Mahmoud Darwish and the Struggle Between Poetic and Political Imaginations

Youssef Hussein Hamdan looks at Shukri Madi’s Mahmoud Darwish: Ideology of Politics and Ideology of Poetry (2013), which follows as “Darwish turns from the poet of resistance to the poet of freedom”:

By Yousef Hussein Hamdan

large_1380943865Mahmoud Darwish is the poet of transformations. Indeed, Shukri Madi, professor of literary criticism and theory at the University of Jordan, follows them in his latest book, Mahmoud Darwish’s Poetry: Ideology of Politics and Ideology of Poetry (محمود درويش: أيديولوجيا السياسة وأيديولوجيا الشعر), issued by the Arab Institute for Research and Publishing. The author contends that political ideology influences poetry and poetic imagination in various ways, particularly at the time of political struggles, as is the case of Darwish. However, it is clear throughout the book that political ideology is not the essence of poetry. In many ways, there is a struggle or a competition between poetic and artistic imagination and political imagination.

The title of the book points to an essential transformation in Darwish’s poetry. In his early poems, the political sound was loud and linked to specific historical moments, places (Palestine in most), events, and partisan perspectives. This gradually changed for the sake of the poetic sound, which is based on wide and comprehensive attitudes that include the entire human race and are situated beyond time, place, and specific events. This sound is prominently devoted to creativity and liberty.

The latter is more than the political sense: It is the liberty from the pressure of time, place, anxiety, illness, death, specific historical events, one-sided views, and significantly previous identified poetic forms.

Importantly, while transformations in Darwish’s poetry relate to conscious changes in the philosophical and life perspectives, it does not in any way mean, the author repeatedly insists, that Darwish gave up his and his people’s national and human rights. Rather Darwish attempted to look at this issue from a wider point of view, as a human problem without being under the pressure of confrontation.

The author argues that, despite changes which appeared in the order of the poetic components of Darwish’s poetry, the human being is always occupying the centre.

Hence, Darwish gave voice to the “other” or to his enemy in many of his poems. This allowed him to dismantle the other’s argument from within, in order to release him from narrow ideological and political illusions. In this sense, the concept of freedom is by no means limited in Darwish’s poetry to himself or his own people — rather it includes the enemy. The author argues that, despite changes which appeared in the order of the poetic components of Darwish’s poetry, the human being is always occupying the centre. He depicts this by drawing a triangle in which the human being permanently occupies the heart of the triangle. In Darwish’s early collections of poems, the issue of freedom represents the base of the triangle, and the poetic value and the place (homeland) occupy two sides of the triangle. In Darwish’s later works, the poetic value is the base and freedom and the place (the world) are the two sides of the triangle.

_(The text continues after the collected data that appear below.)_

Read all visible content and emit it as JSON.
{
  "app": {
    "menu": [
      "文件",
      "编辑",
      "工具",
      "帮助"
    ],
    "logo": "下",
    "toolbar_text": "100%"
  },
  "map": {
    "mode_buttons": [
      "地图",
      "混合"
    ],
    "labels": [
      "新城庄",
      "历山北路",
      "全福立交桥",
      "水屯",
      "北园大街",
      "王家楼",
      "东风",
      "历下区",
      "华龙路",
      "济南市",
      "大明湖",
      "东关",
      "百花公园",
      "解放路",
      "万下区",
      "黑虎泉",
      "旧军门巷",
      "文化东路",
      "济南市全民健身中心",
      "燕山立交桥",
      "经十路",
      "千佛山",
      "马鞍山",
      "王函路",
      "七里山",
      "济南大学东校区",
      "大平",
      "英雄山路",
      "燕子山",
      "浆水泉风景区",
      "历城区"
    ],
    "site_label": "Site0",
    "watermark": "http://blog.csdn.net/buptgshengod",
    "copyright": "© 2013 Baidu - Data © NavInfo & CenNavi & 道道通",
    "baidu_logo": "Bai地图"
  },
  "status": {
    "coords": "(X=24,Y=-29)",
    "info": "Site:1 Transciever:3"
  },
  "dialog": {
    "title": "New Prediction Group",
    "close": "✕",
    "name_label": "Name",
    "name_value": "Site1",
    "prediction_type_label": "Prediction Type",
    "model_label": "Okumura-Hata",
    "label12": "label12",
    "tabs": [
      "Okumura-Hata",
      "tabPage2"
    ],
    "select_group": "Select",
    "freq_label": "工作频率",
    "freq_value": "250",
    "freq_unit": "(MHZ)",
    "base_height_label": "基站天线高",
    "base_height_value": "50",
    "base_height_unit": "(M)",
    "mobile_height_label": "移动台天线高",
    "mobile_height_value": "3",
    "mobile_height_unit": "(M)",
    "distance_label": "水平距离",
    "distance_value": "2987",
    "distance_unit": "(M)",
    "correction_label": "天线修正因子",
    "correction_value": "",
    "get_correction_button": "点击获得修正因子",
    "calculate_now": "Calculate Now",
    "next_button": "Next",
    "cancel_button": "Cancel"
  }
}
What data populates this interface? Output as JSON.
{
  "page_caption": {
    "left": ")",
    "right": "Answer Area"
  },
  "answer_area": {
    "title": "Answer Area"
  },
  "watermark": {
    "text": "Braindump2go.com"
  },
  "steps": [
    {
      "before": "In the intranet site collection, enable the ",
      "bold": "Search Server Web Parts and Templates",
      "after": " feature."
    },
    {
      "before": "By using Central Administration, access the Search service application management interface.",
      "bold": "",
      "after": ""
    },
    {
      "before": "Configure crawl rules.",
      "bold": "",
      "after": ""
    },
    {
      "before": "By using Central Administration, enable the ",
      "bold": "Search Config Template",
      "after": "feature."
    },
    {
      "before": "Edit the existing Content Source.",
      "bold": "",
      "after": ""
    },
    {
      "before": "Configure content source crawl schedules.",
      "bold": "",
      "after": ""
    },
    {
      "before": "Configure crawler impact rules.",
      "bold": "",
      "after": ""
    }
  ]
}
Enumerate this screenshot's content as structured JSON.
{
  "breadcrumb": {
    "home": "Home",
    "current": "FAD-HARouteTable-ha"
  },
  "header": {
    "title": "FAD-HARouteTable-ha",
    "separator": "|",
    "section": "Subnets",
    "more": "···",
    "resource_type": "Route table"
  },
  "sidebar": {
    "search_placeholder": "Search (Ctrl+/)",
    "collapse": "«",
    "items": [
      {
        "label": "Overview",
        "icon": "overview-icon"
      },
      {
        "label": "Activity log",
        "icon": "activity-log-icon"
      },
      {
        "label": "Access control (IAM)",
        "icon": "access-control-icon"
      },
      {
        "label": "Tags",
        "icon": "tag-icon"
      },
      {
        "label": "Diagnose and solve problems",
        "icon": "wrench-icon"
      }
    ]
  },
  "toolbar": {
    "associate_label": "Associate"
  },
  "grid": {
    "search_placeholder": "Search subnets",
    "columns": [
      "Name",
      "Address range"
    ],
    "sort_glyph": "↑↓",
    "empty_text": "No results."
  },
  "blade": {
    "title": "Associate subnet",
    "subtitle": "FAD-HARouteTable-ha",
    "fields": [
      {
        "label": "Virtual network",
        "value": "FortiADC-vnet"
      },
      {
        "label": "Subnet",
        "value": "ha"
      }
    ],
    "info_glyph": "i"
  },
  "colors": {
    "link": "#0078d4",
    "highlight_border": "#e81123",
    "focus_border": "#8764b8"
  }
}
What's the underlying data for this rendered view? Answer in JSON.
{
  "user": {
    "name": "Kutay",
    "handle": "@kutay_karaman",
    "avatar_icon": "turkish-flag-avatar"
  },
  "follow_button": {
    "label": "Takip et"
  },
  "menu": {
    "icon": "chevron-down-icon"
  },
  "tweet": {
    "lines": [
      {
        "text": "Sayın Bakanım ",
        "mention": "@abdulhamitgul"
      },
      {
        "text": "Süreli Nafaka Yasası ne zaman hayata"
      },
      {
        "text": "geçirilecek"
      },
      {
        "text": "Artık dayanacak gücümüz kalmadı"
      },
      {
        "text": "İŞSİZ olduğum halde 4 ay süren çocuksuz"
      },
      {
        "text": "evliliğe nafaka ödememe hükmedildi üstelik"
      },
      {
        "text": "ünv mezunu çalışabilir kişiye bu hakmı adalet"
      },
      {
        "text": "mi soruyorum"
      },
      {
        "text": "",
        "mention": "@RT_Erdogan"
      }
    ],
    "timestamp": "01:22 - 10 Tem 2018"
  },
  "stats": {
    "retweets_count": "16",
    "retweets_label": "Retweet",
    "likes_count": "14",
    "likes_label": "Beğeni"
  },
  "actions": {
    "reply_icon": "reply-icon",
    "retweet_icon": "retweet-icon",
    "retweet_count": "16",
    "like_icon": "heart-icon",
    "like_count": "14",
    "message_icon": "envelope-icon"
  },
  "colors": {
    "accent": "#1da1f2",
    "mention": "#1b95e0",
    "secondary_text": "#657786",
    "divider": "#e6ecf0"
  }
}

This is simultaneous with, and requires, transformations in artistic understanding and poetic conceptions. Darwish’s later poetry shows that poetry is a special artistic entity which has a relationship to politics, history, religion, and reality, but is not any one of them. Poetry is not a tool to transport ideas and emotions, but it is an aesthetic experience which includes ideas and emotions. It is a special language figuration that aims at triggering poetic pleasure and “being questions” while establishing a new aesthetic cognition. Poetry is a never-ending search for a new poetic-writing system and form of the poem. The language and images are intense, metaphorical, philosophical, ambiguous, and filled with historical and mythical symbols. There are multiple poetic meanings and no meaning is absolute. The specific event gets beyond its time and place to highlight the human being’s emotions, questions, dreams of justice and equality, and anxiety of life and death. The lyric voices turn to scenery and cinematographic images. Therefore, this new form of poetry requires contemplation and interpretation, instead of explanation.

The author discusses many poems from Darwish’s early works and later ones, including poems from his collections: أوراق الزيتون Olive Leaves (1964), أزهار الدم Blood Flowers (1967), حالة حصار A State of Siege (2002), أثر الفراشة The Butterfly’s Burden (2009), and لا أريد لهذه القصيدة أن تنتهي I Do not Want This Poem to End (2009). These works demonstrate Darwish’s transformation from poetry that is laden with political, local, and national concerns to another universal poetic conception, which addresses humanity everywhere and all times.

It is a transformation from the ideology of politics to the ideology of poetry, within which Darwish turns from the poet of resistance to the poet of freedom.

In this kind of poetry, the entire world is the poet’s land; the individual “I” overlaps with the collective We, the We gets closer to the Others, and the We and others turn to be universal. Additionally, the strong occupier takes the image of the weak occupied; the latter looks to liberate the enemy and the self, and all ages (past, present and future) integrate in one life and so are all places in one land. It is a transformation from the ideology of politics to the ideology of poetry, within which Darwish turns from the poet of resistance to the poet of freedom.

Yousef Hussein Hamdan is assistant professor of modern Arabic literature and literary criticism at the University of Jordan.